More than 20 years ago, 35-year veteran Col. Ray Boland thanked World War II veterans at a ceremony honoring them in Eau Claire.
He was astounded to hear that for many that was the first time they had heard that — but being a Vietnam veteran who served two tours during the war, Boland understood how that felt.
“What we experienced,” Boland said to a packed Veterans of Foreign Wars clubhouse in Eau Claire on Thursday afternoon, referencing the tumultuous culture and greeting Vietnam veterans were faced with upon returning home,”was really not that unique. ... We’re part of something bigger than Vietnam. We’re part of a legacy.”
Boland, the former Wisconsin Department of Veterans Affairs secretary, joined other Vietnam veterans, Gov. Scott Walker and other Wisconsin military officials for a Vietnam War Commemoration on Thursday afternoon. The event, organized by Boland, Medal of Honor recipient Gary Wetzel and a local committee, celebrated and honored veterans, prisoners of wars, those missing in action and those who died overseas, on the first anniversary of Vietnam Veterans Memorial Day.
The 132nd Army Band of the Wisconsin National Guard was on hand to perform the national anthem and other patriotic songs and introductions. The event also featured a Missing Man ceremony, honoring those who are missing in action and prisoners of war.
People are also reading…
Walker also presented Wetzel, Boland and the Vietnam War Commemoration Committee with plaques proclaiming March 29, 2018, as Vietnam Veterans Memorial Day in Wisconsin.
The holiday was originally proclaimed by President Barack Obama on March 29, 2012 — 50 years after the conflict ended — and the holiday was officially designated in 2017 by President Donald Trump. Though the Vietnam War ended in 1972, it was on March 29, 1973, that the last of the U.S. troops left Vietnam, said Dan Zimmerman, secretary of the WDVA.
After giving a brief history of the holiday, Zimmerman emceed the event, featuring Bee Yang with the Wisconsin Lao Veterans of America, Maj. Gen. Don Dunbar, adjunct general of the Wisconsin National Guard, and a rendition of “God Bless America” by Wisconsin State Rep. Warren Petryk (R-Eleva).
Yang spoke about his memories of his father waking up every night, unable to sleep and thinking about the war. Yang would listen to the stories his father told on those sleepless nights.
Dunbar, who claimed to be part of the generation following those who served in Vietnam, commended the Vietnam veterans for working tirelessly to ensure other veterans were treated better.
“America has followed your lead,” Dunbar said. “It’s extraordinary your contribution and your service.”
Gov. Scott Walker was the event’s keynote speaker. He told stories of his own memories of Vietnam veterans and veterans of both world wars, including watching a chaperone on a school trip cry at the Vietnam memorial upon reading names of people he knew and a conversation he had with a mutlti-war veteran.
Walker also commemorated the 1,239 Wisconsin veterans who died in the Vietnam War, and claimed bipartisan support of honoring Vietnam veterans.
“This is not a red or a blue issue,” Walker said. “This is a red, white and blue issue.”
Walker discusses special election
Following the event on Thursday, Walker expressed comments about being ordered by Madison judges to call a special election for June 12. Officially called by the governor Thursday morning, candidates in the 1st Senate District and the 42nd Assembly District have until April 17 to file their paperwork. A primary will follow on May 15.

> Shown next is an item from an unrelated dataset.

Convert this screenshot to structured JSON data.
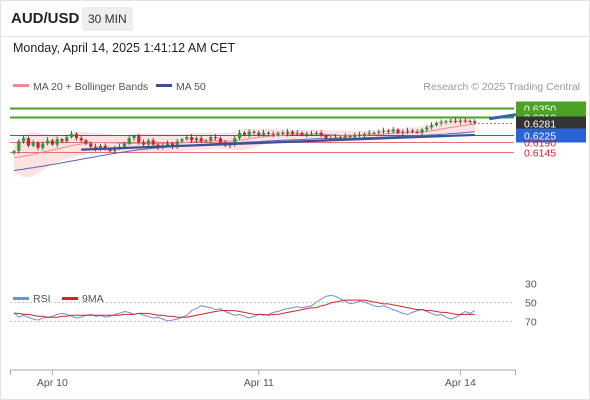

Walker stuck to his claims that he did not feel there was enough time to call a special election prior to the spring 2018 election when the one seat in the Senate and one in the Assembly were vacated by Republicans to fill Walker’s administration in December. Democrats have claimed this was a political, party move by Walker.
Now forced to call the election, Walker claimed the move by former U.S. Attorney General Eric Holder in suing over the special election and Democrats’ demands for the election as “a waste of taxpayer money.”
Walker also claimed the election will only confuse voters in the districts as ballots for primaries for the general election in November will be set by June 1.